Niko had lowered his eyes to start working on the second EpiPen. “While I was at Robin’s requesting help with the Vigil, he told me how he met us in one of our previous lives. I’d been a slave captured from another tribe in Ireland. He bought me, gave me my freedom. He hadn’t thought for a moment whether or not to do it. I could see that,” he said, hands working faster with repetition.
“He has been at our sides too many times we can’t remember, and that won’t change. The Vigil or Grimm or the entire Auphe race, he won’t abandon us. You don’t doubt me. You shouldn’t doubt him.” His gloved hand
s reassembled the second device. “And we annihilated the entire Auphe race—twice—or did you forget?”
I knelt opposite him on the edge of the blue paper cloth spread on the floor. I didn’t bother trying to explain it wasn’t about doubt. He knew. I’d done the same before and dragged Robin into our mess when it was Niko who was in trouble. Yeah, I was hypocrite enough to expect people to have self-preservation when it came to helping me, to recognize who I was, what I was, and that it wasn’t worth gambling their lives. At the same time I would risk others for Niko . . . whether they volunteered or not. They could kick and scream all they wanted; I’d chalk up to A-plus enthusiasm and toss them under that bus if it would save my brother’s life.
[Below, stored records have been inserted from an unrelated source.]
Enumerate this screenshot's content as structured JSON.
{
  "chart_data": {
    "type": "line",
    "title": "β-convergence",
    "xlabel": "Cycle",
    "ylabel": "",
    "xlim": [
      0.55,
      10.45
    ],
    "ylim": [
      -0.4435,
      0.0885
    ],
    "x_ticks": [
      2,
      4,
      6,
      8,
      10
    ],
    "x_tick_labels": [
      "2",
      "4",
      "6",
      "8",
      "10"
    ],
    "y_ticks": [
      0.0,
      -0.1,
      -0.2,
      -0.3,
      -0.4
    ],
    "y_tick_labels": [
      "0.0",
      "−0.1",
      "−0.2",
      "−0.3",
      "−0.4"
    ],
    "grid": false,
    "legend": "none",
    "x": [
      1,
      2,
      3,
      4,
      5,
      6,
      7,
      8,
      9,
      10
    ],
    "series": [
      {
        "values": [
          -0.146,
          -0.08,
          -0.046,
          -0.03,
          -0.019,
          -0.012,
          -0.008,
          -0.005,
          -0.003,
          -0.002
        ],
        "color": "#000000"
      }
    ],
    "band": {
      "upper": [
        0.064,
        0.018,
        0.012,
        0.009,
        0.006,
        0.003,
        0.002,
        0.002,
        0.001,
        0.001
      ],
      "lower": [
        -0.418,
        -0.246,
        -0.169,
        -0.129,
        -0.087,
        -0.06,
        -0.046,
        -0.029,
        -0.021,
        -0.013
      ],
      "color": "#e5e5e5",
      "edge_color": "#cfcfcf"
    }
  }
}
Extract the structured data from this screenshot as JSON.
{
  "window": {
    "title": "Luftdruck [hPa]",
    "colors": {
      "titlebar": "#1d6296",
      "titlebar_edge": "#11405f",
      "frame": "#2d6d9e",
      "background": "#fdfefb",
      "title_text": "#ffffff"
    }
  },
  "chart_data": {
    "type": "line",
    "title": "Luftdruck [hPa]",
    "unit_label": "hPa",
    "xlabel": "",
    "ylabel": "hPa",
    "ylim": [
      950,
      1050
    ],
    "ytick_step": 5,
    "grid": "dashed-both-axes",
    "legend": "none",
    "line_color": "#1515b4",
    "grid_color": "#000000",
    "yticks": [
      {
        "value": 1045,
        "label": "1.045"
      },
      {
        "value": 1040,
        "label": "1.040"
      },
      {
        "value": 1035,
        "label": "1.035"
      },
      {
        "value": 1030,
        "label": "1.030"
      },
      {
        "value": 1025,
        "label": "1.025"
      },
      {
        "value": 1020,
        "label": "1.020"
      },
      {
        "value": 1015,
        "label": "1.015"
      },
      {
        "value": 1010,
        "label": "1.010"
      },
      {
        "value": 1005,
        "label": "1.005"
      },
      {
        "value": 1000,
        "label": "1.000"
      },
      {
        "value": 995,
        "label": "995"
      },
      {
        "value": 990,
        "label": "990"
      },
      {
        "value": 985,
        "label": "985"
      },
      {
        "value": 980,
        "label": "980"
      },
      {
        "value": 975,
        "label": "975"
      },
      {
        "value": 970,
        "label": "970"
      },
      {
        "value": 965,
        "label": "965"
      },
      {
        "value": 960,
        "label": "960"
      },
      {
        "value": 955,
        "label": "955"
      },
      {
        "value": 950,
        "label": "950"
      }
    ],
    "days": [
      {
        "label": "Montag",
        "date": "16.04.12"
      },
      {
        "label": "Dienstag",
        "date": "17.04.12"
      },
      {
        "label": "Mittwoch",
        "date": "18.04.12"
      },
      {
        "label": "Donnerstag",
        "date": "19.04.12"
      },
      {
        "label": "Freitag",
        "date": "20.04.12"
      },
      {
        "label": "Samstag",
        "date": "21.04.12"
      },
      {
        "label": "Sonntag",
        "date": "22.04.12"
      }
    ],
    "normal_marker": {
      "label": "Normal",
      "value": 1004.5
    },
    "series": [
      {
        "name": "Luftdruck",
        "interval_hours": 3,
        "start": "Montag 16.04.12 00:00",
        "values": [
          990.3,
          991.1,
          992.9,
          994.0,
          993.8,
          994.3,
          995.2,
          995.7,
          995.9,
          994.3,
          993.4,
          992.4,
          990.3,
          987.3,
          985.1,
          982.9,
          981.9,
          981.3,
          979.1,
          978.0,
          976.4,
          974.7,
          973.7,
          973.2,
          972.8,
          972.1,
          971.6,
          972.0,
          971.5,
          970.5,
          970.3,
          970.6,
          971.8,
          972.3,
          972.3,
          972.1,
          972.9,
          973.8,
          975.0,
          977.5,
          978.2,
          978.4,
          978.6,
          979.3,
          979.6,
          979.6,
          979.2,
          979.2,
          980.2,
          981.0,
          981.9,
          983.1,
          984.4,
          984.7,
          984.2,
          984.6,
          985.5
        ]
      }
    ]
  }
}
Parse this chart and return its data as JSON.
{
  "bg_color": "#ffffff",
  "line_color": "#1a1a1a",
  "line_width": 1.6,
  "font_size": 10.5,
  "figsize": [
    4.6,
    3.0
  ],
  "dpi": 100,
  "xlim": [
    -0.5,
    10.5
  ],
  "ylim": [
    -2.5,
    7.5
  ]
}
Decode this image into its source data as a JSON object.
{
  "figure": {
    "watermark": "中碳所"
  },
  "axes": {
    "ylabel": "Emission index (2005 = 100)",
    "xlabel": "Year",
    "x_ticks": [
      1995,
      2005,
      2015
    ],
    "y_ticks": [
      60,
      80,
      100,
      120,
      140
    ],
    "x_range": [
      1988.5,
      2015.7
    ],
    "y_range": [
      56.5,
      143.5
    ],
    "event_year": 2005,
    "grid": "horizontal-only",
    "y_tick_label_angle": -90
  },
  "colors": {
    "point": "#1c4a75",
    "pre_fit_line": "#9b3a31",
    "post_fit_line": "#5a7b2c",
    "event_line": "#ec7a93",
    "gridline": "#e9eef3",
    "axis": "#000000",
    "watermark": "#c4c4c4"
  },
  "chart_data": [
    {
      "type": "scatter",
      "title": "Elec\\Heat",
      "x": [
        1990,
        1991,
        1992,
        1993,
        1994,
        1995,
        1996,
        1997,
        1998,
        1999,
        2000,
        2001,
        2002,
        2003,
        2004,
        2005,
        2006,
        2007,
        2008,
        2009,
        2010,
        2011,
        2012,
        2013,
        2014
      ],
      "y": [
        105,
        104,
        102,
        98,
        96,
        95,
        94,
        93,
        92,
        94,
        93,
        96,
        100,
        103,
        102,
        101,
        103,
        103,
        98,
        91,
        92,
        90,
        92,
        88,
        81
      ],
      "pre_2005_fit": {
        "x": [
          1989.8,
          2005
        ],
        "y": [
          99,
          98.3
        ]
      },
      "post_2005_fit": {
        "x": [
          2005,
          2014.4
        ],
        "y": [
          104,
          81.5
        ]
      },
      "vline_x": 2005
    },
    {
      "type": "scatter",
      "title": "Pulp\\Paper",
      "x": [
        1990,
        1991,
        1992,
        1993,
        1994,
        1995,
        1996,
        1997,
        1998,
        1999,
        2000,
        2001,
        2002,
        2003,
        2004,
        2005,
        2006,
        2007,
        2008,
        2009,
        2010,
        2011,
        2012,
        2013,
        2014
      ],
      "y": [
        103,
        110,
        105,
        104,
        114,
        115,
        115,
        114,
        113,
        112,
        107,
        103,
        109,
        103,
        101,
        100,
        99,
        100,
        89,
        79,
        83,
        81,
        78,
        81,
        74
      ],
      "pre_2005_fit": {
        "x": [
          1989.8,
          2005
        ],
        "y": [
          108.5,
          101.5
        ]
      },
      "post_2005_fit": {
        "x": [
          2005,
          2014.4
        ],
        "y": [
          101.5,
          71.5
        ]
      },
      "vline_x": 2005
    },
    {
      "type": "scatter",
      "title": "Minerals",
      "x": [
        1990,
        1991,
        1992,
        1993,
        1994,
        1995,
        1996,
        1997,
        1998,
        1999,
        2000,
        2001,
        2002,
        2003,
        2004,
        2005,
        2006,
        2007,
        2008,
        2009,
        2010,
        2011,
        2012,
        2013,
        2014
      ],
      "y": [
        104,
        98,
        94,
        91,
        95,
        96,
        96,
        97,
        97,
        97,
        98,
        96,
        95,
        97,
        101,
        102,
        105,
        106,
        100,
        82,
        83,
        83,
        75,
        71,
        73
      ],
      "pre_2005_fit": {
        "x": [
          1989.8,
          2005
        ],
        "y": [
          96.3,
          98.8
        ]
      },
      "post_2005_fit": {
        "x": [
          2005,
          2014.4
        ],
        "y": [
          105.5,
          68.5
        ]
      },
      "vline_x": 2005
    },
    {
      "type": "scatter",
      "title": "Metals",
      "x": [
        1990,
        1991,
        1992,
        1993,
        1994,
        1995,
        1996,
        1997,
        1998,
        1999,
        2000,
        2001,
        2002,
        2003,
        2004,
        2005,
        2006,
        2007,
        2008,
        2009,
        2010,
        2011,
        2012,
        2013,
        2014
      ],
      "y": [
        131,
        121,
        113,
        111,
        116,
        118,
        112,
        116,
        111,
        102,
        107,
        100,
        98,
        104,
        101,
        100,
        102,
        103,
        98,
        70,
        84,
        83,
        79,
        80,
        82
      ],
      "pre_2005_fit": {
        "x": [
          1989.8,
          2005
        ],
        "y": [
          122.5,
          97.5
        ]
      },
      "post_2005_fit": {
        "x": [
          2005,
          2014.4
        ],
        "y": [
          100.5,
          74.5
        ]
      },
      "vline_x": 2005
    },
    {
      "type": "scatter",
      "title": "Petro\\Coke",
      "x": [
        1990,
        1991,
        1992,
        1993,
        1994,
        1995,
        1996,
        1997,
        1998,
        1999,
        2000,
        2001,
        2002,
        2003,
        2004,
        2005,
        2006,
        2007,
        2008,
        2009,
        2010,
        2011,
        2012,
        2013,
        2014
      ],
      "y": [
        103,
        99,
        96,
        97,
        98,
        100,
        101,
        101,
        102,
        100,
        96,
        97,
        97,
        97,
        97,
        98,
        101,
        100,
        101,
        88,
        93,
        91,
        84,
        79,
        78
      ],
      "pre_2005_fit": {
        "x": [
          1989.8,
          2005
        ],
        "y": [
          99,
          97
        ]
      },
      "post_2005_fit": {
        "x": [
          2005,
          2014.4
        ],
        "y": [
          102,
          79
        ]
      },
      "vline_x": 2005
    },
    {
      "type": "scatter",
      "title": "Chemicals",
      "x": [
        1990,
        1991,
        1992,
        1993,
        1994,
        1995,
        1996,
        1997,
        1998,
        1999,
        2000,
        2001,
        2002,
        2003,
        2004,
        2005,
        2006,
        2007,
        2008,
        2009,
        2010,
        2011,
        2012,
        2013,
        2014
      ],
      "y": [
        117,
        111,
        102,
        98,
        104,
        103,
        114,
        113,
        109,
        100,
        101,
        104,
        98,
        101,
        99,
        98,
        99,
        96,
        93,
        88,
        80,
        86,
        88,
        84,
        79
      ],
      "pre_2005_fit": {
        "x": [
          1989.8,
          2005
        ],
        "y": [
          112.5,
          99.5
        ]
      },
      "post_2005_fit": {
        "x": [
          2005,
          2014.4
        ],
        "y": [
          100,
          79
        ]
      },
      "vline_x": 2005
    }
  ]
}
Nik wasn’t me. He was good and, in his own way despite all the lives he’d taken and his lethal abilities, pure. I was not. But there was a common exclusive selfishness we shared. Niko was good, the best man I knew. It didn’t change the fact that Niko would sacrifice anyone for me if it came to that. Anyone at all. Friend or lover.
I didn’t much care that I wasn’t good. I didn’t agonize over the state of my conscience . . . or the lack of the largest part of it. Not until long after I’d drowned it in blood, when it was far too late to make other choices. That was the difference that kept me quiet. If my brother could scratch out any scrap of denial for himself, I wouldn’t take it away from him. How could I when I was the reason he’d compromise himself?
We’d both toss you under the bus—facts were facts—but Nik was the only one of us who’d feel bad about it.
Visually examining, but not touching, one of the completed autoinjectors with four times the normal dose and with the unfortunately necessary extra-long needle, I said, “Ireland? Green beer and leprechauns. If you were taken as a slave, where was I? Packed with enough muscle and rivers of ginger testosterone they had me standing at stud?”